Now, I know what you might be thinking: “Who needs another algorithm for multiplying points on an elliptic curve? Isn’t there already one?” Well, yes, but have you ever tried to explain it in a way that doesn’t make your head explode? No? Well, let me try.
Before anything else: what is an elliptic curve point multiplication algorithm? It’s basically a fancy way of saying “how do we multiply two points on an elliptic curve?” But why would you want to do that? Because it’s useful for cryptography! Specifically, it’s used in the Elliptic Curve Cryptography (ECC) algorithm.
Now, let me explain how this works using a real-life analogy: imagine you have two points on a map and you need to find their sum. You can do that by drawing a line between them and finding where it intersects the curve of the earth’s surface. But what if you want to multiply those same two points? Well, then you would draw a bunch of lines between them (called “lines of addition”) until you get to your desired result.
Okay, okay… I know that sounds ridiculous, but bear with me here. The reason we use elliptic curves for cryptography is because they have some really cool properties: they’re easy to work with mathematically and they provide a high level of security (which means bad guys can’t easily break them).

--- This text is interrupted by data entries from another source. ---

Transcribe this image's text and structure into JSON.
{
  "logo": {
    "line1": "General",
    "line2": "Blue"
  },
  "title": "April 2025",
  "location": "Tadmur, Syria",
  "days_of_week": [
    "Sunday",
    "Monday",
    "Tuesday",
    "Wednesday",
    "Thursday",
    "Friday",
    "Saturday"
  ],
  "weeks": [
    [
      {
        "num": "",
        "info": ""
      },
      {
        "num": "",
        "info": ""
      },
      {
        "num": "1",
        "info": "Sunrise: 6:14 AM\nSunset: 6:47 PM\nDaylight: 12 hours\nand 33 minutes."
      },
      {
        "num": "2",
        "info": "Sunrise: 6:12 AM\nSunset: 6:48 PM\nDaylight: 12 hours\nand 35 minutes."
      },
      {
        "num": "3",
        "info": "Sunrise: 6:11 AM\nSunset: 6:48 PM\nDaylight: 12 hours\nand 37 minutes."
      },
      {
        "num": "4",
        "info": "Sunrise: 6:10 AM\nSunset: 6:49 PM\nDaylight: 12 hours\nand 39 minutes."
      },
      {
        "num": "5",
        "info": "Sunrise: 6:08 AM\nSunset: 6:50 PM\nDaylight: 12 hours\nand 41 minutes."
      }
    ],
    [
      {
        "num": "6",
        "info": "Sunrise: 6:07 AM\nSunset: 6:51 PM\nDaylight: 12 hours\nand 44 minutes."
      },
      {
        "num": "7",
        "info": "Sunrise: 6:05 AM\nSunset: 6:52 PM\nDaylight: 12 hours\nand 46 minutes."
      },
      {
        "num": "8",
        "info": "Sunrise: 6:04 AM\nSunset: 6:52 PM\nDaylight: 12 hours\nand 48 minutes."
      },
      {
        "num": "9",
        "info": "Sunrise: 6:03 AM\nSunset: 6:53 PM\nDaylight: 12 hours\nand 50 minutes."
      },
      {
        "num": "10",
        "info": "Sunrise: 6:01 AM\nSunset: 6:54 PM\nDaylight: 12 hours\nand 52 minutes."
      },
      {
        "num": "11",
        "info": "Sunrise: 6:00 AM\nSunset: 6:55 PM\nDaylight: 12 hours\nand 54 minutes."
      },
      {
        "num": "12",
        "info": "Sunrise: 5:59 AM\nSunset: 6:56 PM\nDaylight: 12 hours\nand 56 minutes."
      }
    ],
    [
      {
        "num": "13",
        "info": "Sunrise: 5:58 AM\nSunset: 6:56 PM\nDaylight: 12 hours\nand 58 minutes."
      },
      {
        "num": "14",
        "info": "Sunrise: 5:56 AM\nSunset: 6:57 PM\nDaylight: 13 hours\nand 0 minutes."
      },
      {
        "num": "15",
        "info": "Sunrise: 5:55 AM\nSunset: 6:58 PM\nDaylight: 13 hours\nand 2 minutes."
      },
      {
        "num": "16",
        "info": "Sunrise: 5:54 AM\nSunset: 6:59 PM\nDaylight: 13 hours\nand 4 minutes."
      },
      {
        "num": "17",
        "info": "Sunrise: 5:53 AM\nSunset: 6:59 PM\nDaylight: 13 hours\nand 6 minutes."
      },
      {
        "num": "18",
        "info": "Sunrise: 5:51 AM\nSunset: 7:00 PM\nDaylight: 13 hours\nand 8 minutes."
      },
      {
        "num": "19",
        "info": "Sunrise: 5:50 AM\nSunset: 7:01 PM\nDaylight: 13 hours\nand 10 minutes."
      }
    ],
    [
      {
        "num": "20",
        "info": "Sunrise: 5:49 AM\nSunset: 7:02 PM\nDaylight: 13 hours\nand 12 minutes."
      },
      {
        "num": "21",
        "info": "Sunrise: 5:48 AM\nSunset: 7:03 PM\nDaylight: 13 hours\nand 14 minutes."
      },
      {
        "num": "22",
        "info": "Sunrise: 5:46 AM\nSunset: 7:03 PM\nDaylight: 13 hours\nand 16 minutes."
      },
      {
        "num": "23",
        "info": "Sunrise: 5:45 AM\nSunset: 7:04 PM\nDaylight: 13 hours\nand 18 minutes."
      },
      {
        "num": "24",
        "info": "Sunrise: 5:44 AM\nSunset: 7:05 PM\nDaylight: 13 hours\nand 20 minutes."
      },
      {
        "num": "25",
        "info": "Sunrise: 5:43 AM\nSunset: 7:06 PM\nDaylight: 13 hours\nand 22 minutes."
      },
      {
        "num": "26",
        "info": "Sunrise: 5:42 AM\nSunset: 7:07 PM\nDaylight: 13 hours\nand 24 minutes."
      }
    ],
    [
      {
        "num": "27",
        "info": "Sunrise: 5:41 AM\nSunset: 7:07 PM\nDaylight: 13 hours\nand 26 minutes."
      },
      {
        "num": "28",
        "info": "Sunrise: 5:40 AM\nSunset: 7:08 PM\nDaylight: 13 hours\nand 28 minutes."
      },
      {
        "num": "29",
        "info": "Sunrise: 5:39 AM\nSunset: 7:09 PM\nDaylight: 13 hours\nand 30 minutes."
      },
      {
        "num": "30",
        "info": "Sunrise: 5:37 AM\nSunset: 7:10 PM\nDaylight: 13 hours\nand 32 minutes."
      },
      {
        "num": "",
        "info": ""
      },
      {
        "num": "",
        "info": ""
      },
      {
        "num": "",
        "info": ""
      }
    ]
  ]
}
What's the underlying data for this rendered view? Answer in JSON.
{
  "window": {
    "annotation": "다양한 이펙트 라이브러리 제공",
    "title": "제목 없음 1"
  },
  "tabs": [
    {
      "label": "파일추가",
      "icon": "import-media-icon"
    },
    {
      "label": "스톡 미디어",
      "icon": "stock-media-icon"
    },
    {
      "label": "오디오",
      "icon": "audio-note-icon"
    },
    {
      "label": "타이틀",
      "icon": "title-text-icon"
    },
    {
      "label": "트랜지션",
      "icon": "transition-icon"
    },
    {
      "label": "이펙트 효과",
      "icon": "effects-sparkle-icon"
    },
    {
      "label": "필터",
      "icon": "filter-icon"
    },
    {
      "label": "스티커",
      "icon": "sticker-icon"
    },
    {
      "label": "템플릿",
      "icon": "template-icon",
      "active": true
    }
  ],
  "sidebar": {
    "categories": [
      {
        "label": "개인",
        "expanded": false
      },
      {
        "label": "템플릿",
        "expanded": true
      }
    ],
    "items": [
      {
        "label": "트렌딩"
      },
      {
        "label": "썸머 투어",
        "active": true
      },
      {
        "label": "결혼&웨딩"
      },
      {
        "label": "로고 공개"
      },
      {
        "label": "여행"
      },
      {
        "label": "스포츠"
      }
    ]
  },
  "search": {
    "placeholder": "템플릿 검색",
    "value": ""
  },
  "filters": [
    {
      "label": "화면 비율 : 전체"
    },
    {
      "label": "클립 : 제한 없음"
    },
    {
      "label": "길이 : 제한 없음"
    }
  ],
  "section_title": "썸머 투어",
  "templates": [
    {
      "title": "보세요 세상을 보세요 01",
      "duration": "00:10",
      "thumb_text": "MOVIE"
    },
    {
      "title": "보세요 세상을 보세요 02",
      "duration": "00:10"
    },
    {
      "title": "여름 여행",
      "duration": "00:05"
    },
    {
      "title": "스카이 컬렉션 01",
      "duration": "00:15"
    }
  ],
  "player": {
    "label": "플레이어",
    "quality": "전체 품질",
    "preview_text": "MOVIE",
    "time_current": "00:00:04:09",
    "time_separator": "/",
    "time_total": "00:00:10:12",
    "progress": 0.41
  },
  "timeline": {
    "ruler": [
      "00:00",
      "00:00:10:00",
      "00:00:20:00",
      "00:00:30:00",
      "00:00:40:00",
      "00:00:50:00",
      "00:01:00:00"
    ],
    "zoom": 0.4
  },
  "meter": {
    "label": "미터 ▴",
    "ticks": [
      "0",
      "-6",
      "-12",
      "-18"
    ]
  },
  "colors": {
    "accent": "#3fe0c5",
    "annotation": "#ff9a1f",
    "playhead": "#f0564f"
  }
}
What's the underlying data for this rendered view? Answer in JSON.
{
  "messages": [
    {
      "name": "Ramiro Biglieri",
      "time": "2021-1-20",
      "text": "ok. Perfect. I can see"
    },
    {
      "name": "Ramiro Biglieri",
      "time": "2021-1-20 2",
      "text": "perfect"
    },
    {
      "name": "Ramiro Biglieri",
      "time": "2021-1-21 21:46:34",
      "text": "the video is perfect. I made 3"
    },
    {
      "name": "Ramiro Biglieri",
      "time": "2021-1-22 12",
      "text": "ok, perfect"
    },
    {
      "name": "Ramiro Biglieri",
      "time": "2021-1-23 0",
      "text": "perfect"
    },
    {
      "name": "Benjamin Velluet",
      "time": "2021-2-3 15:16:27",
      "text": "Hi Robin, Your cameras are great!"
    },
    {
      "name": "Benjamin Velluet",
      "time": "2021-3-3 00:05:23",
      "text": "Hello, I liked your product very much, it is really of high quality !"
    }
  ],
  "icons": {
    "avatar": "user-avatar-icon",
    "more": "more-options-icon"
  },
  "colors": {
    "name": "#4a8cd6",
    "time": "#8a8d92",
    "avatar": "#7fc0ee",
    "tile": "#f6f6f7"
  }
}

So how do you multiply two points on an elliptic curve? Well, there are several algorithms out there, but the one we’ll be discussing today is called “double-and-add.” It works by breaking down the multiplication into smaller steps: doubling and adding. Here’s a breakdown of what that looks like in code (using Python):

# This function calculates the result of multiplying a point P on an elliptic curve by a scalar n using the "double-and-add" algorithm
def double_point(P, n):
    # Calculate the x and y coordinates for P after one point addition
    x1 = 2 * P[0] # Double the x-coordinate of P
    x1 = x1 + P[0] # Add the original x-coordinate of P
    y1 = pow((P[1] * (P[0] ** 3) / P[0]), 2) # Calculate the y-coordinate of P using the elliptic curve equation
    y1 = y1 + ((x1 ** 3) / (P[0] ** 4)) # Add the x-coordinate of P to the y-coordinate
    y1 = y1 + (P[0] * P[1]) / P[0] # Add the original y-coordinate of P
    
    # Check if the result is on the curve or not
    if y1 == 0:
        return None
        
    # Calculate the x and y coordinates for P after one point addition again
    x2 = (x1 ** 3) # Cube the x-coordinate of P
    x2 = x2 + (P[0] * y1 ** 2) # Multiply the x-coordinate by the squared y-coordinate
    x2 = x2 + (P[0] ** 5) / P[0] # Add the original x-coordinate of P
    y2 = pow((y1 * (x1 ** 2) / P[0]), 2) # Calculate the y-coordinate of P using the elliptic curve equation
    y2 = y2 + ((x2 ** 3) / (P[0] ** 4)) # Add the x-coordinate of P to the y-coordinate
    y2 = y2 + (P[0] * x2 * y1) / P[0] # Add the product of the x-coordinate and y-coordinate to the y-coordinate
    
    # Check if the result is on the curve or not again
    if y2 == 0:
        return None
        
    # Calculate the final point by adding the original point to the doubled point
    Q = (x2, y2)
    for i in range(n):
        P = double_point(P, 1) # Double the point P
        if P is not None:
            Q = add_points(Q, P) # Add the doubled point to the original point
    
    return Q

Okay, so that’s the basic idea behind the “double-and-add” algorithm. It might look a little complicated at first glance, but trust me… it’s worth it! And if you ever need to multiply two points on an elliptic curve in your math homework or cryptography project, this is definitely the way to go.
I hope you found it helpful and entertaining!